Articles of Association (UK)

Category: Deal Terms & Legal · Level: Mid · Also called: UK Articles, Articles, Articles of Association

TL;DR

UK company's constitutional document at Companies House setting share rights, transfer restrictions, board powers, drag/tag and decision thresholds.

In the UK, the Articles of Association are the binding constitutional document for the company — equivalent to a US Certificate of Incorporation plus stockholders' agreement combined. They set out the share classes and rights (preference, ordinary, growth shares), pre-emption rules on new issues and transfers, drag-along and tag-along rights, board composition, and decision-making thresholds requiring investor consent.

At every priced round, the Articles are amended and a new version is filed at Companies House. Investors negotiate hard on which 'reserved matters' require their consent, the size and weighting of any anti-dilution protection, and the exact mechanics of drag-along (typically 50%+ of preference holders consenting). Because the Articles are public, sensitive economic terms (like the size of a liquidation preference multiple) sit there for any future investor or competitor to read.

Worked example

A UK Series A's Articles are restated to introduce a single class of Series A preference shares with a 1× non-participating liquidation preference, weighted-average anti-dilution, drag-along triggered at 50% of preference plus 50% of ordinary, and 14 reserved matters requiring Series A consent — filed at Companies House on closing.

Common pitfalls

  • Adopting the unmodified UK 'model articles' for a venture round — they lack drag, tag, anti-dilution, and reserved matters and will be replaced anyway at the term sheet stage.
  • Letting the Articles diverge from the shareholders' agreement so that the two contradict each other on key questions.
  • Filing materially negotiated terms (large liquidation preferences) in the public Articles that you'd rather have kept private.

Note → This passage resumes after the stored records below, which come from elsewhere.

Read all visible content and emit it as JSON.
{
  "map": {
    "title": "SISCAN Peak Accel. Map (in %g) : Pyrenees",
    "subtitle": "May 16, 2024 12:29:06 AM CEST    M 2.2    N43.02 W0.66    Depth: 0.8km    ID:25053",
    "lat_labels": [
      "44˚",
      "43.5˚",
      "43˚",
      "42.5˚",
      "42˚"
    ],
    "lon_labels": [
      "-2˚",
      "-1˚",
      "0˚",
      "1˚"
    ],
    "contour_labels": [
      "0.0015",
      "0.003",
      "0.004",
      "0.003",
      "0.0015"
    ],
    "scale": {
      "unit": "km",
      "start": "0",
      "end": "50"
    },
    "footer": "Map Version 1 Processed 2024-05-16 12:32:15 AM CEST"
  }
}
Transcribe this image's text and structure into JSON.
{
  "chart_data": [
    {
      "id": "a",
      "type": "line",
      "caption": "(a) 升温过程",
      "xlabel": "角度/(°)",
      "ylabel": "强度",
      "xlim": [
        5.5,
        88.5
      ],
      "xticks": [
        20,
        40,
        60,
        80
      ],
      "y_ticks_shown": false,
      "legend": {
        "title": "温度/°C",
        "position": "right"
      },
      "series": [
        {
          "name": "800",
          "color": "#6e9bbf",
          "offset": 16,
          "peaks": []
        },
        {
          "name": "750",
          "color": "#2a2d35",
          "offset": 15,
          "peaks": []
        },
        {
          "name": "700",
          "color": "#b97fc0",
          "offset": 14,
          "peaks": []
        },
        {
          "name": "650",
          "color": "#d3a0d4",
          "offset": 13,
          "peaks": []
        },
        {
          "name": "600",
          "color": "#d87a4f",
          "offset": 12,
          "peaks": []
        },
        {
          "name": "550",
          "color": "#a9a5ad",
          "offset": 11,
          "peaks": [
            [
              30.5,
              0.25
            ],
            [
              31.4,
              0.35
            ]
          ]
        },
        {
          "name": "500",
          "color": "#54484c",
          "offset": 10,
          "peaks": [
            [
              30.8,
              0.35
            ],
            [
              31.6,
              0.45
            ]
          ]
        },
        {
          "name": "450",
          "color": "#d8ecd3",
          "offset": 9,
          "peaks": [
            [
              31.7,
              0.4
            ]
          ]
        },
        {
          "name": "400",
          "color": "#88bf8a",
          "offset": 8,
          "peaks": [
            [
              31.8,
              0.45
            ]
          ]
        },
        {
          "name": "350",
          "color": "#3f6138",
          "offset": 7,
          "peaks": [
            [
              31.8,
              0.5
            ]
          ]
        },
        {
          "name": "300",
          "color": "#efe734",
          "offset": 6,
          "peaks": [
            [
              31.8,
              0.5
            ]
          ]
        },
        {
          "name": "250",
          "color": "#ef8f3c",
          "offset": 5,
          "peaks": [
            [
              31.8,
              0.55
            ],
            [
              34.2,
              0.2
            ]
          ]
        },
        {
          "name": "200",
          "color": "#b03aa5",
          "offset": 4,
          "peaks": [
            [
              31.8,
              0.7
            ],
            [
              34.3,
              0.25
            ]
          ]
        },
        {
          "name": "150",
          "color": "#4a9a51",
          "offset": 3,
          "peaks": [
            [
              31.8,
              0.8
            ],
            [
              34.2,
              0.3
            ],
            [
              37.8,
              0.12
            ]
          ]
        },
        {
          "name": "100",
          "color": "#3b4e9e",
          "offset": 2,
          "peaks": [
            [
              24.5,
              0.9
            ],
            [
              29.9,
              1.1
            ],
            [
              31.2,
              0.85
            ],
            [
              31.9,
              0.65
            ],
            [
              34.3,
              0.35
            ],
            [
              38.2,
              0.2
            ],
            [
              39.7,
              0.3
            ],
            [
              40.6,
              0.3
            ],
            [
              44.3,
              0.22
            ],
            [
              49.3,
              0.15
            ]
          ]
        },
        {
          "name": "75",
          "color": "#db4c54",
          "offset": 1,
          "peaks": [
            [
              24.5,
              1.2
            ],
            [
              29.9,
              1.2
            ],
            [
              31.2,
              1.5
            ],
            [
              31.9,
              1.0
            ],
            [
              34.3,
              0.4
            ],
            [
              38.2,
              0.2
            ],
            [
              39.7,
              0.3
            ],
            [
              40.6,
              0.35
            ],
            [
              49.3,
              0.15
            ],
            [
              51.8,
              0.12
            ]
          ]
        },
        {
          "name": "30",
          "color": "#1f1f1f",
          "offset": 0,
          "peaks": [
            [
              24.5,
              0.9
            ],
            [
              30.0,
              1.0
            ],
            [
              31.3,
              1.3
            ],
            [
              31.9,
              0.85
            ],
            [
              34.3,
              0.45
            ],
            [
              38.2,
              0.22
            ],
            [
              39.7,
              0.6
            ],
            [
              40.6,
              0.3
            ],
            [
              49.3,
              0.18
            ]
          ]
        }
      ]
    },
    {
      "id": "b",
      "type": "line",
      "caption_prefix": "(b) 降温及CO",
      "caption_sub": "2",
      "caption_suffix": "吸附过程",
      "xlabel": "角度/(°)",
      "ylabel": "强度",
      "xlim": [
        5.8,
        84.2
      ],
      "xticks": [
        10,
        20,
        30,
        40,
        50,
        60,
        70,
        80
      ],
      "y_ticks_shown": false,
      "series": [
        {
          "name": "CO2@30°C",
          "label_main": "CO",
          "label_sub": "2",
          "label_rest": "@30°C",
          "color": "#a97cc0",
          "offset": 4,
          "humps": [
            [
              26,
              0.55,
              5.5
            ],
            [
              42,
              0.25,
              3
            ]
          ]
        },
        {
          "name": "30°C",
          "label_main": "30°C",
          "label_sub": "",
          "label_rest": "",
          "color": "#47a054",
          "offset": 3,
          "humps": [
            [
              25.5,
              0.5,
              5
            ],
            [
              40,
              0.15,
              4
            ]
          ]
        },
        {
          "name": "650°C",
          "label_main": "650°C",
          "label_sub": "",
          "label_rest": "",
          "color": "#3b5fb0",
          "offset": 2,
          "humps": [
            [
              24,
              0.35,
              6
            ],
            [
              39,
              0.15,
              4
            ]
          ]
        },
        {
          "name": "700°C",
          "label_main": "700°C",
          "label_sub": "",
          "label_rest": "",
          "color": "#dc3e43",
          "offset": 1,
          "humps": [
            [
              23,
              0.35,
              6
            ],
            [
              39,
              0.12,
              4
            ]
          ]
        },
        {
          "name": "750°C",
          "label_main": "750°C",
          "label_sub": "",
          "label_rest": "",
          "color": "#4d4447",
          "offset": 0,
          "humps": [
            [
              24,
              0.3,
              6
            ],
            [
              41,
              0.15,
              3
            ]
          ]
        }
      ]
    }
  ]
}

When this shows up in a pitch deck

Not in the deck, but referenced in the term sheet's 'definitive documents' section and surfaced in due diligence.

Related terms

  • Term Sheet — A non-binding document outlining the principal terms of a proposed financing, used to align investor and founder before legal documents are drafted.
  • Drag-Along Rights — A provision allowing majority shareholders to force minority shareholders to participate in an approved sale of the company on the same terms.
  • Tag-Along Rights — The right of minority shareholders to join a sale by majority shareholders on the same terms, preventing 'cherry-picking' liquidity.
  • Anti-Dilution (Weighted Average) — A standard anti-dilution provision that adjusts a prior preferred holder's conversion price using a formula weighted by the size of the down round.
  • Liquidation Preference — The right of preferred shareholders to be paid a defined amount before common shareholders receive any proceeds in a liquidation event.